Das BAG hatte vor diesem Hintergrund bereits mit Urteil vom 19.9.2012 (Az.: 5 AZR 678/11) entschieden, dass Umkleidezeiten zur vertraglich geschuldeten Arbeitsleistung gehören, wenn der Arbeitgeber das Tragen einer bestimmten Kleidung vorschreibt und das Umkleiden im Betrieb erfolgen muss. In diesem Fall diene das Umkleiden allem voran einem fremden und nicht dem eigenen Bedürfnis, da das Umkleiden aufgrund der Weisung des Arbeitgebers geschieht.
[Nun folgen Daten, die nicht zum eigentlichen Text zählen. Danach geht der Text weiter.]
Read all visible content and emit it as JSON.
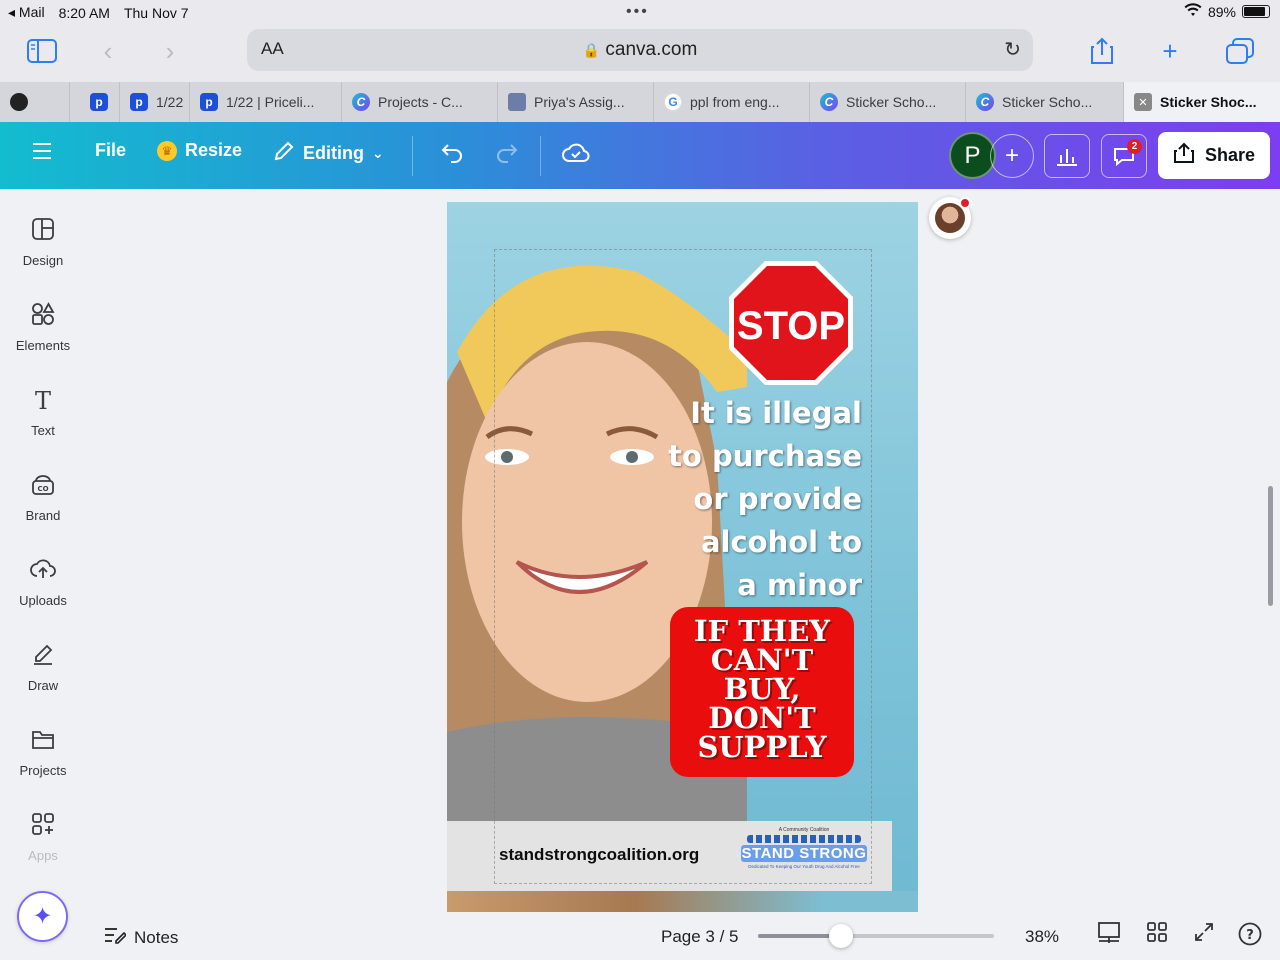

In der Entscheidung wurde weiterhin festgestellt, dass in logischer Konsequenz dann auch die Wegzeiten, welche der Arbeitnehmer zurücklegen muss, um von der Umkleide bis zum Arbeitsplatz zu gelangen, als vergütungspflichtige Arbeitszeit anzusehen sind. Dies hat das BAG mit Urteil vom 31.3.2021 (Az.: 5 AZR 148/20; 5 AZR 292/20) erst kürzlich wieder bestätigt. 

Praktische Bedeutung

Bei der zitierten Rechtsprechung handelt es sich zwar lediglich um Einzelfallentscheidungen, dennoch erscheint es nicht unwahrscheinlich, dass anderweitige Handlungen gleichermaßen als vergütungspflichtige Arbeitszeiten anzusehen sind. Die verbleibende Rechtsunsicherheit geht in erster Linie zu Lasten des Arbeitgebers, der sich in der Praxis mit den Folgen nicht vergüteter Arbeitszeit auseinandersetzen muss.

Folgen bei Fehleinschätzung

Dabei sind die drohenden Folgen für den Arbeitgeber keinesfalls geringzuschätzen. So ist die Vergütungspflicht vor allem sozialversicherungsrechtlich problematisch, da die Beitragsschuld an das vereinbarte Entgelt anknüpft. Wenn Vor- und Nachbereitungshandlungen vergütungspflichtige Arbeitszeit darstellen, dann besteht regelmäßig das Risiko, dass die zuständigen Behörden neben den nachzuzahlenden Beiträgen auch einen Straftatbestand annehmen.

Empfehlung: Der Arbeitgeber kann diesen Problemen präventiv entgegenwirken, indem er individualvertragliche Regelungen mit seinen Arbeitnehmern trifft. Grundsätzlich kann eine gesonderte Vergütungsregelung für eine andere als die eigentliche Tätigkeit getroffen werden oder es kann diese Vergütungspflicht durch eine Regelung im Arbeitsvertrag bzw. Tarifvertrag gänzlich abbedungen werden.